Turn KPLC outage reports from pdfs from link that to json consumable output.
We use pdftotxt from the popper-utils of which should available on just about every linux distro, we use the -layout
flag to make it keep the layout and it spits out a txt file very similar to the pdf even in terms of layout making it easier to parse. Then all we do next is parse the txt file next.
Bellow is an image showing the structure of the final Items on a per region view.
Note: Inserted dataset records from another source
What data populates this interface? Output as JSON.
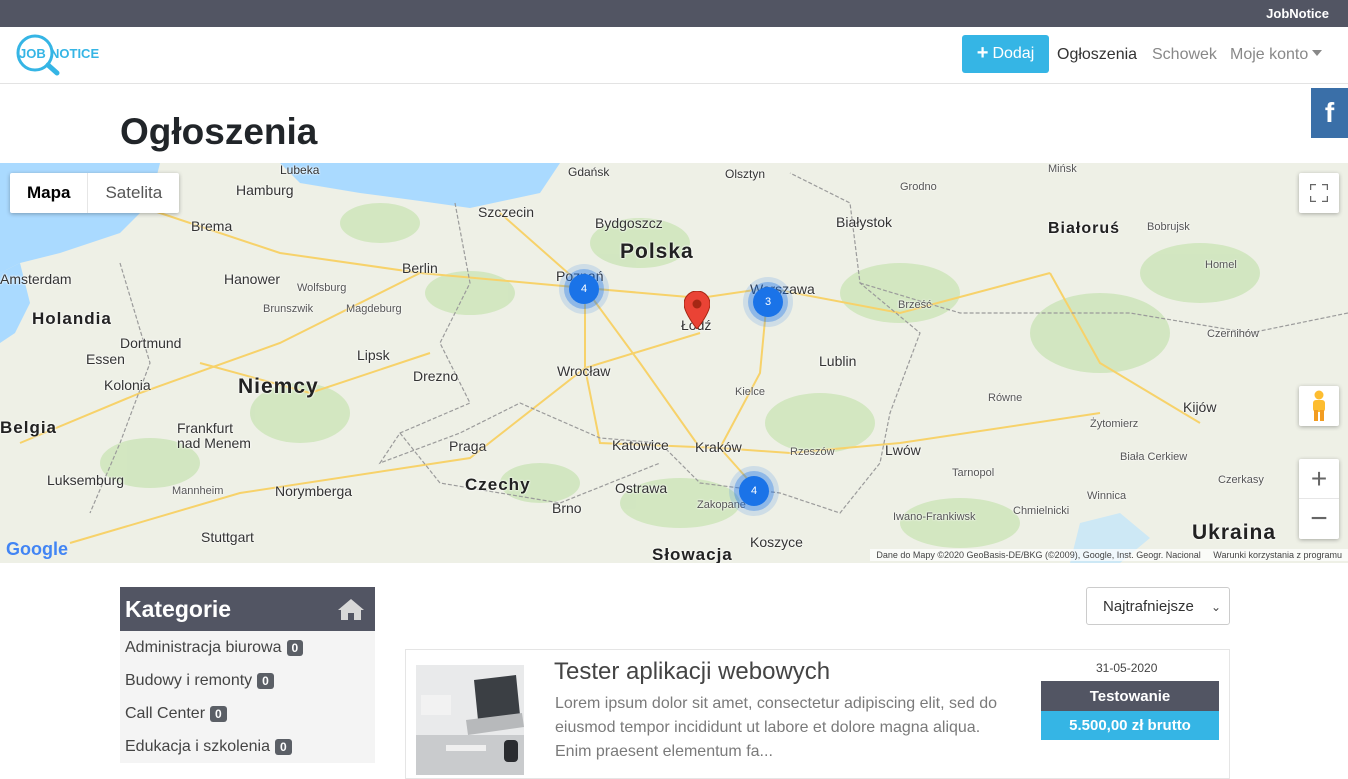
{
  "topbar": {
    "brand": "JobNotice"
  },
  "navbar": {
    "logo_text_a": "JOB",
    "logo_text_b": "NOTICE",
    "add_label": "Dodaj",
    "links": [
      "Ogłoszenia",
      "Schowek",
      "Moje konto"
    ]
  },
  "social": {
    "facebook": "f"
  },
  "page": {
    "title": "Ogłoszenia"
  },
  "map": {
    "type_map": "Mapa",
    "type_satellite": "Satelita",
    "google": "Google",
    "attribution": "Dane do Mapy ©2020 GeoBasis-DE/BKG (©2009), Google, Inst. Geogr. Nacional",
    "terms": "Warunki korzystania z programu",
    "countries": [
      "Polska",
      "Niemcy",
      "Czechy",
      "Białoruś",
      "Holandia",
      "Belgia",
      "Ukraina",
      "Słowacja"
    ],
    "cities": [
      "Olsztyn",
      "Grodno",
      "Gdańsk",
      "Mińsk",
      "Lubeka",
      "Hamburg",
      "Szczecin",
      "Bydgoszcz",
      "Białystok",
      "Brema",
      "Amsterdam",
      "Hanower",
      "Wolfsburg",
      "Berlin",
      "Poznań",
      "Warszawa",
      "Brunszwik",
      "Magdeburg",
      "Brześć",
      "Bobrujsk",
      "Homel",
      "Łódź",
      "Dortmund",
      "Essen",
      "Lipsk",
      "Lublin",
      "Czernihów",
      "Kolonia",
      "Wrocław",
      "Drezno",
      "Kielce",
      "Równe",
      "Kijów",
      "Frankfurt nad Menem",
      "Praga",
      "Katowice",
      "Kraków",
      "Rzeszów",
      "Lwów",
      "Żytomierz",
      "Tarnopol",
      "Biała Cerkiew",
      "Luksemburg",
      "Mannheim",
      "Norymberga",
      "Ostrawa",
      "Brno",
      "Zakopane",
      "Winnica",
      "Czerkasy",
      "Iwano-Frankiwsk",
      "Chmielnicki",
      "Stuttgart",
      "Koszyce"
    ],
    "clusters": [
      {
        "label": "4",
        "near": "Poznań"
      },
      {
        "label": "3",
        "near": "Warszawa"
      },
      {
        "label": "4",
        "near": "Zakopane"
      }
    ]
  },
  "categories": {
    "title": "Kategorie",
    "items": [
      {
        "label": "Administracja biurowa",
        "count": "0"
      },
      {
        "label": "Budowy i remonty",
        "count": "0"
      },
      {
        "label": "Call Center",
        "count": "0"
      },
      {
        "label": "Edukacja i szkolenia",
        "count": "0"
      }
    ]
  },
  "sort": {
    "selected": "Najtrafniejsze"
  },
  "jobs": [
    {
      "title": "Tester aplikacji webowych",
      "description": "Lorem ipsum dolor sit amet, consectetur adipiscing elit, sed do eiusmod tempor incididunt ut labore et dolore magna aliqua. Enim praesent elementum fa...",
      "date": "31-05-2020",
      "category": "Testowanie",
      "salary": "5.500,00 zł brutto"
    }
  ],
  "colors": {
    "accent": "#35b5e5",
    "dark": "#525563",
    "facebook": "#3a6fa8",
    "cluster": "#1a73e8",
    "pin": "#ea4335"
  }
}
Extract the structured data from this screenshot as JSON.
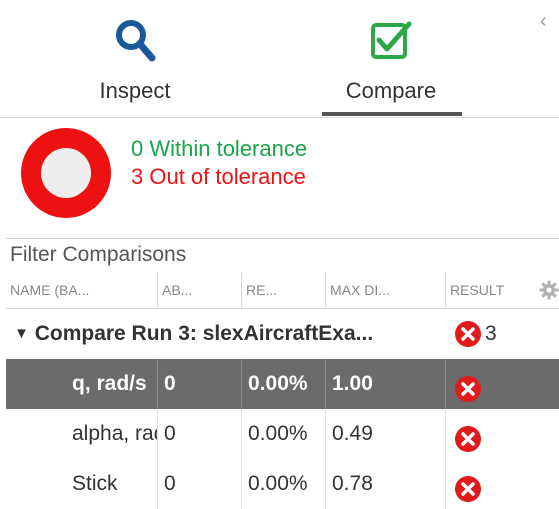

The overall structure is a collection of Regions.
async{
let link = "https://www.kplc.co.ke/img/full/Interruptions%20-%2026.01.2023.pdf";
println!("Parsing data from {link}");
let mut client = KPLCClient::new();
let kplcdata_obj = client.parse_from_web(link).await.unwrap();
println!("Data: {:?}",kplcdata_obj);
}
link is a &str
that is passed to the client parse_from_web
that runs in async and downloads the pdf, transforms it to a txt format use pdftotxt
, it later then produces a KPLCData
struct that has the structure as the image above.
Contributions are welcome, as this is an opensource project. It can be anything, from spelling mistakes to code performance improvements, issues are welcome too.
Runt cargo test
and all tests should pass before sending a PR. Also for bonus testing, try see if the examples all run
to completion.